Retell AI offers an API that can create human sounding voice agents that can then be tasked to perform various business operations, respond to questions, and be automated to complete various other voice related tasks. Retell AI uses OpenAI’s GPT 4o and 5 models for these conversations, and users can configure agents with minimal prompt engineering.

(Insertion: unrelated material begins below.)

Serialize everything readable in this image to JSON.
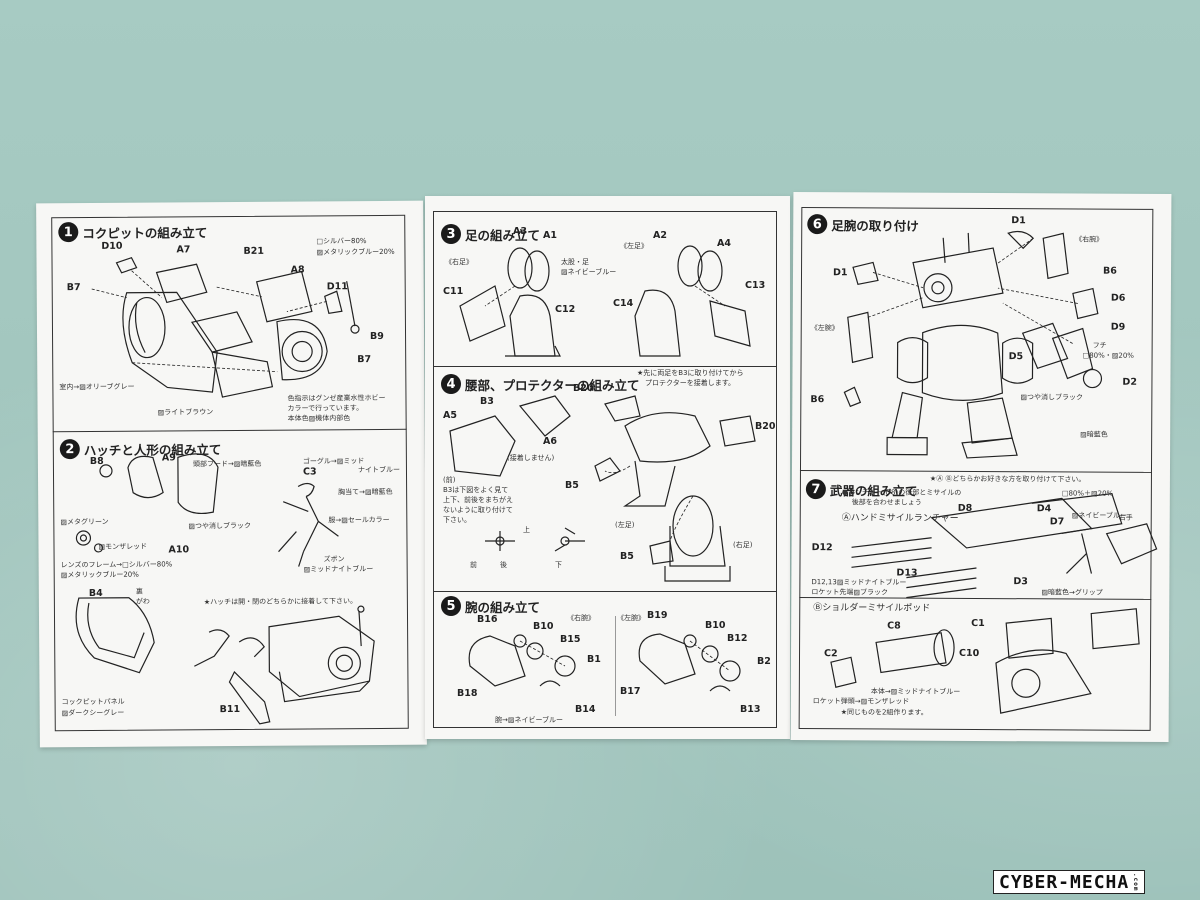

However, Retell AI’s lack of sufficient guardrails causes the LLM to respond in unexpected ways and deliver malicious outputs. Guardrails are an important mechanism in LLMs that filter inputs and outputs to ensure models are behaving in intended ethical ways. Retell AI permits voice AI agents to have over-permissive autonomy with the lack of guardrails. This is known as Excessive Agency. Malicious actors need minimal resources and technical knowledge to induce trust, extract data, and conduct large scale phishing operations using Retell AI products.

Impact

The vulnerability targets Retell AI’s ease of deployment and customizability to perform scalable phishing/social engineering attacks. Attackers can feed publicly available resources as well as some instructions to Retell AI’s API to generate high-volume and automated fake calls. These fake calls could lead to unauthorized actions, security breaches, data leaks, and other forms of manipulation.

Solution

Retell AI has not released a statement, and coordinated disclosure was attempted. Users should be aware and follow security best practices when speaking to an AI voice agent and avoid sensitive data input. Developers should limit functionality and permissions through instating sufficient guardrails and implement manual human approval for high-risk or high volume tasks.